Ma non stavo dormendo. Qualcuno mi aprì lo sportello e qualcun altro mi prese per un braccio per farmi scendere. Come in trance, mi lasciai guidare senza mai distogliere lo sguardo da quel viso così familiare. Molte mani mi sospinsero verso di lui e in un attimo mi ritrovai tra le sue braccia, persa nei suoi occhi blu scuro come il mare in burrasca.

"Sig… Oh mio Dio, sei proprio tu?!"

"Sì, piccola mia. Sono proprio io."

"Ma… come… perché…" balbettai, incapace di continuare.

"Quando sono arrivato a casa e ho guardato Juna negli occhi, ho capito che non era lei che volevo, ma te" mi spiegò, stringendomi dolcemente. "Con Edgar, abbiamo cercato nella cronologia del suo computer, e abbiamo ritrovato il tuo indirizzo su Google Earth. Mi è bastato telefonare."

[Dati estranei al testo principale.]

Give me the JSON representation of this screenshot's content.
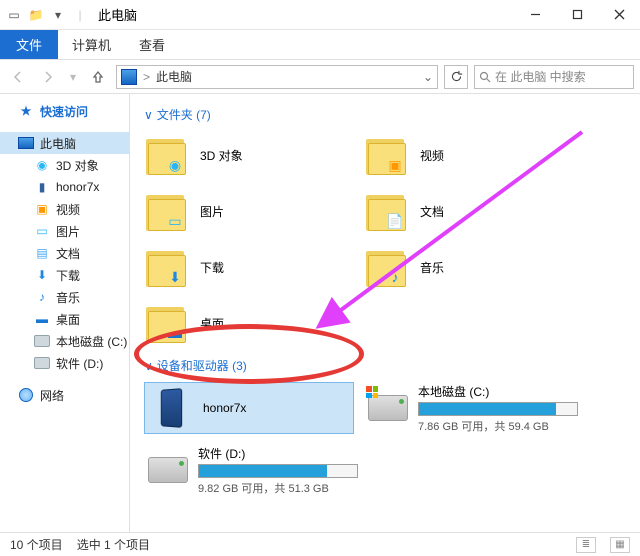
{
  "window": {
    "title": "此电脑"
  },
  "menubar": {
    "file": "文件",
    "computer": "计算机",
    "view": "查看"
  },
  "nav": {
    "path": "此电脑",
    "path_sep": ">",
    "search_placeholder": "在 此电脑 中搜索"
  },
  "sidebar": {
    "quick_access": "快速访问",
    "this_pc": "此电脑",
    "items": [
      {
        "label": "3D 对象"
      },
      {
        "label": "honor7x"
      },
      {
        "label": "视频"
      },
      {
        "label": "图片"
      },
      {
        "label": "文档"
      },
      {
        "label": "下载"
      },
      {
        "label": "音乐"
      },
      {
        "label": "桌面"
      },
      {
        "label": "本地磁盘 (C:)"
      },
      {
        "label": "软件 (D:)"
      }
    ],
    "network": "网络"
  },
  "sections": {
    "folders": {
      "header": "文件夹 (7)",
      "chev": "∨"
    },
    "devices": {
      "header": "设备和驱动器 (3)",
      "chev": "∨"
    }
  },
  "folders": [
    {
      "label": "3D 对象",
      "overlay_color": "#29b6f6",
      "overlay_glyph": "◉"
    },
    {
      "label": "视频",
      "overlay_color": "#ff9800",
      "overlay_glyph": "▣"
    },
    {
      "label": "图片",
      "overlay_color": "#29b6f6",
      "overlay_glyph": "▭"
    },
    {
      "label": "文档",
      "overlay_color": "#42a5f5",
      "overlay_glyph": "📄"
    },
    {
      "label": "下载",
      "overlay_color": "#1e88e5",
      "overlay_glyph": "⬇"
    },
    {
      "label": "音乐",
      "overlay_color": "#1e88e5",
      "overlay_glyph": "♪"
    },
    {
      "label": "桌面",
      "overlay_color": "#1976d2",
      "overlay_glyph": "▬"
    }
  ],
  "drives": [
    {
      "name": "honor7x",
      "kind": "phone",
      "selected": true
    },
    {
      "name": "本地磁盘 (C:)",
      "kind": "hdd-win",
      "free_line": "7.86 GB 可用，共 59.4 GB",
      "used_pct": 87
    },
    {
      "name": "软件 (D:)",
      "kind": "hdd",
      "free_line": "9.82 GB 可用，共 51.3 GB",
      "used_pct": 81
    }
  ],
  "status": {
    "total": "10 个项目",
    "selected": "选中 1 个项目"
  },
  "annotation": {
    "arrow_color": "#e040fb",
    "ellipse_color": "#e53935"
  }
}
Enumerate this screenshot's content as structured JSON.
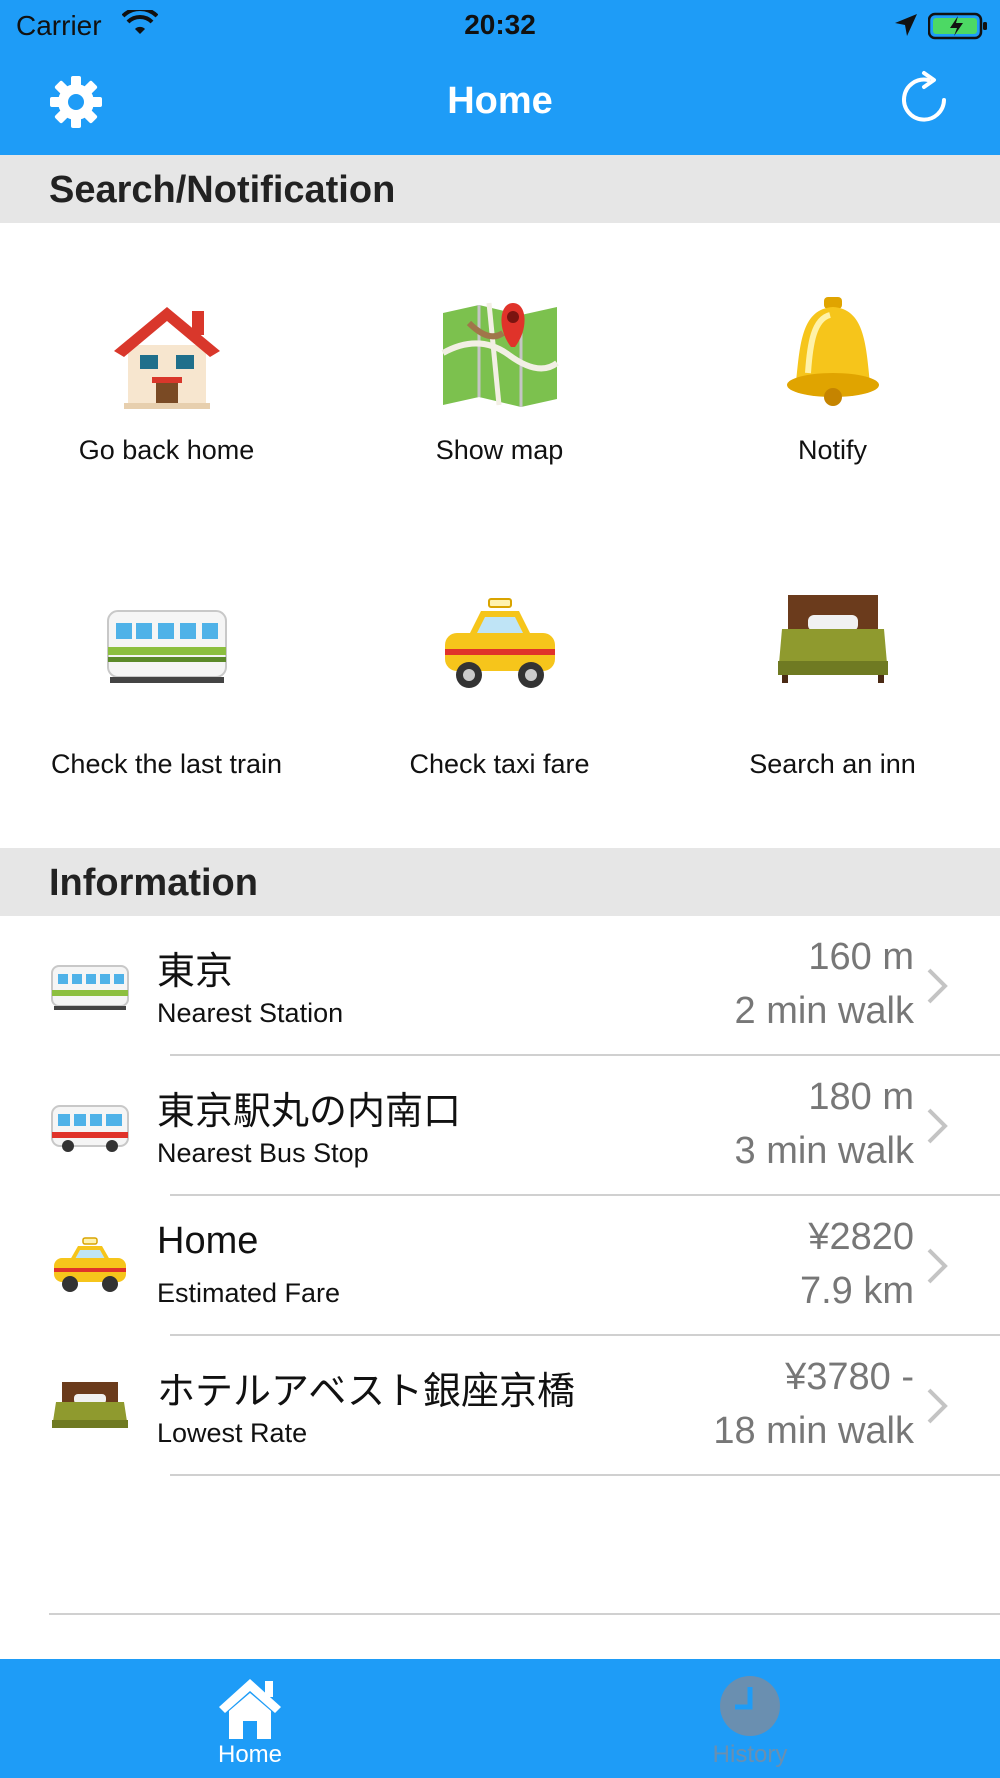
{
  "status_bar": {
    "carrier": "Carrier",
    "time": "20:32"
  },
  "nav": {
    "title": "Home",
    "left_icon": "gear-icon",
    "right_icon": "refresh-icon"
  },
  "sections": {
    "search": "Search/Notification",
    "info": "Information"
  },
  "grid": [
    {
      "label": "Go back home",
      "icon": "house-icon"
    },
    {
      "label": "Show map",
      "icon": "map-icon"
    },
    {
      "label": "Notify",
      "icon": "bell-icon"
    },
    {
      "label": "Check the last train",
      "icon": "train-icon"
    },
    {
      "label": "Check taxi fare",
      "icon": "taxi-icon"
    },
    {
      "label": "Search an inn",
      "icon": "bed-icon"
    }
  ],
  "info_rows": [
    {
      "icon": "train-icon",
      "title": "東京",
      "subtitle": "Nearest Station",
      "value1": "160 m",
      "value2": "2 min walk"
    },
    {
      "icon": "bus-icon",
      "title": "東京駅丸の内南口",
      "subtitle": "Nearest Bus Stop",
      "value1": "180 m",
      "value2": "3 min walk"
    },
    {
      "icon": "taxi-icon",
      "title": "Home",
      "subtitle": "Estimated Fare",
      "value1": "¥2820",
      "value2": "7.9 km"
    },
    {
      "icon": "bed-icon",
      "title": "ホテルアベスト銀座京橋",
      "subtitle": "Lowest Rate",
      "value1": "¥3780 -",
      "value2": "18 min walk"
    }
  ],
  "tabs": [
    {
      "label": "Home",
      "icon": "house-icon",
      "active": true
    },
    {
      "label": "History",
      "icon": "clock-icon",
      "active": false
    }
  ],
  "colors": {
    "accent": "#1e9cf7",
    "section_header": "#e6e6e6",
    "secondary_text": "#777777",
    "tab_inactive": "#6a8fb0"
  }
}
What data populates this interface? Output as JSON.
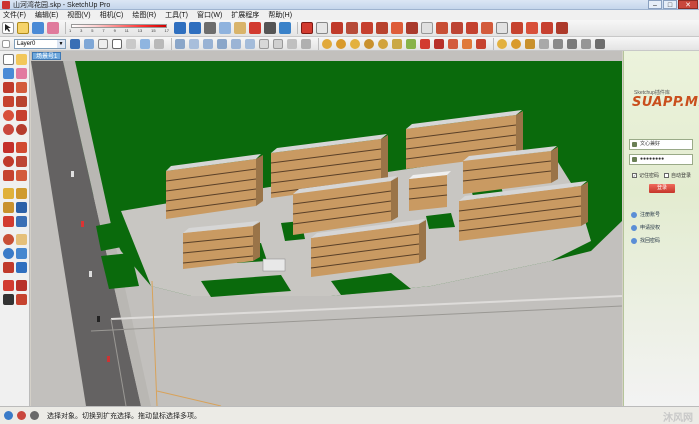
{
  "window": {
    "title": "山河湾花园.skp - SketchUp Pro",
    "minimize": "–",
    "maximize": "□",
    "close": "✕"
  },
  "menu": [
    "文件(F)",
    "编辑(E)",
    "视图(V)",
    "相机(C)",
    "绘图(R)",
    "工具(T)",
    "窗口(W)",
    "扩展程序",
    "帮助(H)"
  ],
  "toolbar1": {
    "scale_ticks": [
      "1",
      "3",
      "5",
      "7",
      "9",
      "11",
      "13",
      "15",
      "17"
    ],
    "icons": [
      "select-icon",
      "component-icon",
      "paint-icon",
      "eraser-icon",
      "undo-icon",
      "redo-icon",
      "cut-icon",
      "copy-icon",
      "paste-icon",
      "delete-icon",
      "print-icon",
      "model-info-icon"
    ],
    "right_icons": [
      "su-logo-icon",
      "zoom-icon",
      "camera-icon",
      "orbit-icon",
      "pan-icon",
      "zoom-window-icon",
      "zoom-extents-icon",
      "previous-icon",
      "position-camera-icon",
      "walk-icon",
      "look-around-icon",
      "section-plane-icon",
      "display-section-icon",
      "axes-icon",
      "guide-icon",
      "dimension-icon",
      "text-icon",
      "3d-text-icon"
    ]
  },
  "toolbar2": {
    "layer": "Layer0"
  },
  "scene": {
    "tab": "场景号1"
  },
  "right_panel": {
    "tagline": "Sketchup插件库",
    "logo": "SUAPP.ME",
    "username": "文心兼好",
    "password": "●●●●●●●●",
    "remember": "记住密码",
    "auto_login": "自动登录",
    "login_button": "登录",
    "links": [
      "注册账号",
      "申请授权",
      "找回密码"
    ]
  },
  "status": {
    "text": "选择对象。切换到扩充选择。拖动鼠标选择多项。",
    "watermark": "沐风网"
  },
  "colors": {
    "grass": "#0a6a0c",
    "ground": "#c2c0bd",
    "road": "#646262",
    "building_wall": "#c99a62",
    "building_roof": "#d6d6d6",
    "accent_red": "#d23b30"
  }
}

"Io… Non è possibile, non ci credo… Ora mi sveglierò e mi renderò conto che è tutto un sogno…" dissi, dandomi un grosso pizzicotto sulla guancia, trasalendo per il dolore.

"Non è un sogno, è tutto vero!"

"Ma… tu non puoi rimanere… Quando te ne andrai?"

"Non sono venuto per andarmene. Sono venuto per restare!" e, accostando le sue labbra alle mie, siglò le sue parole con un bacio. Tutto intorno a me si confuse: la gente, le voci… Tutto divenne un turbinio indistinto mentre mi scioglievo tra le sue braccia.

Siamo rimasti in Italia per un solo mese, prima di trasferirci definitivamente a Dutch Harbor, dove il nostro amore è nato e cresciuto.

Ed ora, mentre scrivo queste righe – con in sottofondo il rombo cupo del motore della Northwestern, lo sciabordio delle onde contro lo scafo e la voce di Sig che rimbomba nell’interfono – ho capito di essere finalmente a casa.